Il punto di svolta, in cui si è persa questa "buona fede", è indubbiamente stato l'unificazione tedesca: alla premessa, in gran parte esatta (evitare l'automatica riproposizione di una egemonia continentale e i conflitti che ne sarebbero potuti seguire), si è fatta conseguire una soluzione causalmente inadeguata e priva persino di nesso logico.
La verità implicita è che i banchieri hanno imposto la "loro" soluzione, soltanto prendendo spunto da una "emergenza" politica, ridotta a giustificazione posticcia e sostanzialmente solo volta a ripristinare il capitalismo ante crisi del '29.
D'altra parte, il rapporto Werner (1971) era là, con tutte le sue contraddizioni, al tempo evidenti nella valutazione della scienza economica, ma si dovette attendere l'evento catalizzatore della Unificazione per proporre la soluzione sotto un'etichetta di "pace in Europa", e rigenerare il liberismo in chiave istituzionale, naturalmente sovranazionale e, perciò, ingannevolmente "dispersiva" della sovranità democratica. Cioè eliminatrice dell'ostacolo nel momento in cui esso (la democrazia costituzionale), avrebbe avuto la sua massima ragion d'essere (cioè la trasposizione in un modello di governo federale democratico che annullasse, solidaristicamente, ogni nazionalismo competitivo, accuratamente nascondibile sotto la denazionalizzazione della moneta e il suo corollario di mercantilismo competitivo, non correggibile ma, anzi, incentivato).

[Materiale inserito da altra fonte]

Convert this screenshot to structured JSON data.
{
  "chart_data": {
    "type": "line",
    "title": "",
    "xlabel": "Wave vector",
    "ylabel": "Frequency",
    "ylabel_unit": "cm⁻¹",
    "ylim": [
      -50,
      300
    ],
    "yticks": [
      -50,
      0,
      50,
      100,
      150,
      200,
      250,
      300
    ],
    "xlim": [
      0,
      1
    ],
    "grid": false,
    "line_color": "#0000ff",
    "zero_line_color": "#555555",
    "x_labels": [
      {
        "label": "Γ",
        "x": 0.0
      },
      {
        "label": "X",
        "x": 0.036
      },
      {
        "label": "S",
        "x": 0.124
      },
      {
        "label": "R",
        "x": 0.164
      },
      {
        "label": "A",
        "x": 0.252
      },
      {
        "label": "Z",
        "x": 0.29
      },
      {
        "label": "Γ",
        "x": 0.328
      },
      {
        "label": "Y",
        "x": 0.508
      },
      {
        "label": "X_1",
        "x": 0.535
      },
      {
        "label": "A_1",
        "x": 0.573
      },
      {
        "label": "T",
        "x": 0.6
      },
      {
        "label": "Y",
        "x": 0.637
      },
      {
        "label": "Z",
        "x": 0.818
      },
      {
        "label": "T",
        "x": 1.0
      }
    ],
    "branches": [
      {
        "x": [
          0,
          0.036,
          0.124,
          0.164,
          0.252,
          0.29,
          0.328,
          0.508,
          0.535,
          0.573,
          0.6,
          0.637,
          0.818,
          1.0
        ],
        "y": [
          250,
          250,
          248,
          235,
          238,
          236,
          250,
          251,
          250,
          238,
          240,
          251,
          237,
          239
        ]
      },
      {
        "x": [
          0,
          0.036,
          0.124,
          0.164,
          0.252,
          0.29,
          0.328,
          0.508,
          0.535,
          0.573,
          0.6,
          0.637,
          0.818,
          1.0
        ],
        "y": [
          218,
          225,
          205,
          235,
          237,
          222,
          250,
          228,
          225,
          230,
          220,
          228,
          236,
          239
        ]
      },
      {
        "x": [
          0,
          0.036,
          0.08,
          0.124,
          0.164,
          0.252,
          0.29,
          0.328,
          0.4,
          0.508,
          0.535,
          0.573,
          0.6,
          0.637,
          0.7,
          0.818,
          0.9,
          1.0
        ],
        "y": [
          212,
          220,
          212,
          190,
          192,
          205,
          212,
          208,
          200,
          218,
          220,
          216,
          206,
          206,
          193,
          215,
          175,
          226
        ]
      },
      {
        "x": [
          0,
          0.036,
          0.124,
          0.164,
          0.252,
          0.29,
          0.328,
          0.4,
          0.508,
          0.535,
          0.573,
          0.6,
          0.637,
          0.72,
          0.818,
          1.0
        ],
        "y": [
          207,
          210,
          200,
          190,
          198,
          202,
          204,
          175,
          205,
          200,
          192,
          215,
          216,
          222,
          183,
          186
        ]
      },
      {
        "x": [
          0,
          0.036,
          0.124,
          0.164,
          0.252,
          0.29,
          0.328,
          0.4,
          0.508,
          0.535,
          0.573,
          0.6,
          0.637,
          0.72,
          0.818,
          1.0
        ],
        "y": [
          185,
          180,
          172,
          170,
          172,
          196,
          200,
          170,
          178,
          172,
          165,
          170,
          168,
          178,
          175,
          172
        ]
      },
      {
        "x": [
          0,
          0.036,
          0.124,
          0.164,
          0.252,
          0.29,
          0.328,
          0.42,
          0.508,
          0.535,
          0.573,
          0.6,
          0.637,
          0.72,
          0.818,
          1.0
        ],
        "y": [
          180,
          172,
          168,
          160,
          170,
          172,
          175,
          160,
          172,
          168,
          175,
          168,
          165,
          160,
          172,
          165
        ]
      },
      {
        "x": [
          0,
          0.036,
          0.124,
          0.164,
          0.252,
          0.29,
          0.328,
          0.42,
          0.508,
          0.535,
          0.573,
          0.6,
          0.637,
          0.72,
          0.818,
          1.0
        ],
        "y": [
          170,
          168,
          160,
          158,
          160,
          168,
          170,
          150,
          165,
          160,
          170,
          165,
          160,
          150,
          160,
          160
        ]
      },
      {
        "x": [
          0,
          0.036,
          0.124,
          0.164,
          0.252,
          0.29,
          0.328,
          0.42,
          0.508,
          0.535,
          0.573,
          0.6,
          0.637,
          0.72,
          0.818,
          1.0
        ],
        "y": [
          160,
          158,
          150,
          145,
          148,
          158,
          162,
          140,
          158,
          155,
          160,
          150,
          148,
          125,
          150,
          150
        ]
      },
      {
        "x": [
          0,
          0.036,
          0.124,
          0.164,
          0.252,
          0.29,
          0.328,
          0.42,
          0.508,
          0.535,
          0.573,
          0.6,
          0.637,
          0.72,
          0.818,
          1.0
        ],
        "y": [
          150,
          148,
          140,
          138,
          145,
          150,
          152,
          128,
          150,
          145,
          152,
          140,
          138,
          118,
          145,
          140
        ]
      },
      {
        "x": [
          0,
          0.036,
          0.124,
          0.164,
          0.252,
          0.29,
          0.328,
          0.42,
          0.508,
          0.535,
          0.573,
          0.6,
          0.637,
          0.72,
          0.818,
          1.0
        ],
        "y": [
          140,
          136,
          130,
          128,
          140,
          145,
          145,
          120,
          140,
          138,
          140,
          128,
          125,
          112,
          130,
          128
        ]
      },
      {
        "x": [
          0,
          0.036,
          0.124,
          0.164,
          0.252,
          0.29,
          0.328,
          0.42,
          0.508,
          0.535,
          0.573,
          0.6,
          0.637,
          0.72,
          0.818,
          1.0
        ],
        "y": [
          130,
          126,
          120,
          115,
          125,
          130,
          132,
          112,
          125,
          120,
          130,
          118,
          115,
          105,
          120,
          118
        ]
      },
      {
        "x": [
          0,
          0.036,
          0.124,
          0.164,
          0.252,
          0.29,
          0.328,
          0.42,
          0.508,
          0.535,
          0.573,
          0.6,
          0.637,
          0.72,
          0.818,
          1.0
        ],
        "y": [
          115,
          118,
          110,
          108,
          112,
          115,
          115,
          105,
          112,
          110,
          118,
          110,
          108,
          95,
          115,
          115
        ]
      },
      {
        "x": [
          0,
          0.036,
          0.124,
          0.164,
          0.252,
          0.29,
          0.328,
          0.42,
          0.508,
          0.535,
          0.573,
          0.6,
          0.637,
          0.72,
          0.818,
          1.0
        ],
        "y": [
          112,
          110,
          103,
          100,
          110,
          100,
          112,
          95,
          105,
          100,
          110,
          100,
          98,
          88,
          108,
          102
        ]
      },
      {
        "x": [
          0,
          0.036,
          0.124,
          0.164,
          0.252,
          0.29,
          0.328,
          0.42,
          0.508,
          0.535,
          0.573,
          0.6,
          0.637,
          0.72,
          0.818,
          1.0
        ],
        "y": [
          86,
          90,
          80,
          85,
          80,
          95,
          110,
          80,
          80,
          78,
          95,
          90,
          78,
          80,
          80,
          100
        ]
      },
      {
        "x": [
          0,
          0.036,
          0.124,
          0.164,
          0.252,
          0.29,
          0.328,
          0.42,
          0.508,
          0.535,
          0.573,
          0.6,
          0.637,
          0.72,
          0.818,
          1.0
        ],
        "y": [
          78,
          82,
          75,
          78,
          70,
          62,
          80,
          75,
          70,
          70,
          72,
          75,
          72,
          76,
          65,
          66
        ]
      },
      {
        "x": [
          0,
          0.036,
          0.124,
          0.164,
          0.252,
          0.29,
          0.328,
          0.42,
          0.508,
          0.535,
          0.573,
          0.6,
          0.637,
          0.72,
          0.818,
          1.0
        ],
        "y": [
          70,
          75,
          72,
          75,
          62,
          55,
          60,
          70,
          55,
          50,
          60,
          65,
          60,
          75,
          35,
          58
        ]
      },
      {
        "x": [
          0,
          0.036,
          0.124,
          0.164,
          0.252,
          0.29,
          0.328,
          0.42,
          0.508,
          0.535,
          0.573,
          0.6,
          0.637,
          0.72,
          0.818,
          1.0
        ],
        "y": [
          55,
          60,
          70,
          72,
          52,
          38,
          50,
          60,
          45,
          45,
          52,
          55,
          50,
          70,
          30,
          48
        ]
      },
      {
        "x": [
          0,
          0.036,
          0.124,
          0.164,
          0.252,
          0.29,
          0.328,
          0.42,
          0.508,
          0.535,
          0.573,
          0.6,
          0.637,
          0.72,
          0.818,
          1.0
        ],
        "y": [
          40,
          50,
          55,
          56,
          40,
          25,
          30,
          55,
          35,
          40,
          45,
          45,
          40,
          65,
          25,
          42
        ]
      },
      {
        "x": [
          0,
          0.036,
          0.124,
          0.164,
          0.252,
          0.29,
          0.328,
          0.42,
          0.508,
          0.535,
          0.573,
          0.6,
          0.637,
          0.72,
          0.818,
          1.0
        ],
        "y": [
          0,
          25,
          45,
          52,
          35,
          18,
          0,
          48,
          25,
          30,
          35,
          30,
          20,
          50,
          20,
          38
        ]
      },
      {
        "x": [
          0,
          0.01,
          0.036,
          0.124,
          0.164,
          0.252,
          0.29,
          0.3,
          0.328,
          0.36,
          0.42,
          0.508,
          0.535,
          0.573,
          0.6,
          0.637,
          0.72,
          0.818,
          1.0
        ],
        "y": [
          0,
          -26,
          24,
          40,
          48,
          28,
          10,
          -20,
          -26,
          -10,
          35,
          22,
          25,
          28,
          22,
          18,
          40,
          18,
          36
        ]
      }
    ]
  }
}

Questo è un punto ancora non ben esplorato nel dibattito generale (almeno fuori da questo blog).
Chi aveva "circondato" Mitterand e lo aveva persuaso dello strumento in tutte le sue proiezioni applicative, credeva evidentemente che l'oligarchia avrebbe governato con una solidarietà di classe transnazionale e che, controllando dalla nascita il processo mediante la cooptazione alla causa dei partiti di sinistra, attrezzati per vocazione all'internazionalismo, ciò sarebbe passato come "inavvertito" alle masse.
E' nato così l'ordoliberismo "reale", evolutivo delle prime grezze soluzioni thatcheriane; fenomeno allo stato puro di realizzazione che è solo europeo.

Il calcolo, finora, si è rivelato esatto, grazie al controllo mediatico-culturale-accademico: la cornice di sinistra ha consentito una inusitata "tenuta" a tutto il disegno.
Ed è questa la parte in cui ha senso l'ammissione di Fassina che il fallimento dell'euro sarebbe per loro una sconfitta.

Ma, a ben vedere, l'errore logico e propagandistico iniziale, cioè il pretesto ufficiale, sta proprio nella incoercibilità della Germania.
E' dura doverlo ammettere proprio mentre la Germania sta celebrando una vittoria (naturalmente egemonica) che si proietta (per la terza volta in un secolo) come disastro economico del continente (mediaticamente occultato solo in Europa): anzi la ripetitività (frattalica) di questo esito è forse l'unico elemento capace di fornire una spinta reattiva a un Continente ottusamente de-democratizzato.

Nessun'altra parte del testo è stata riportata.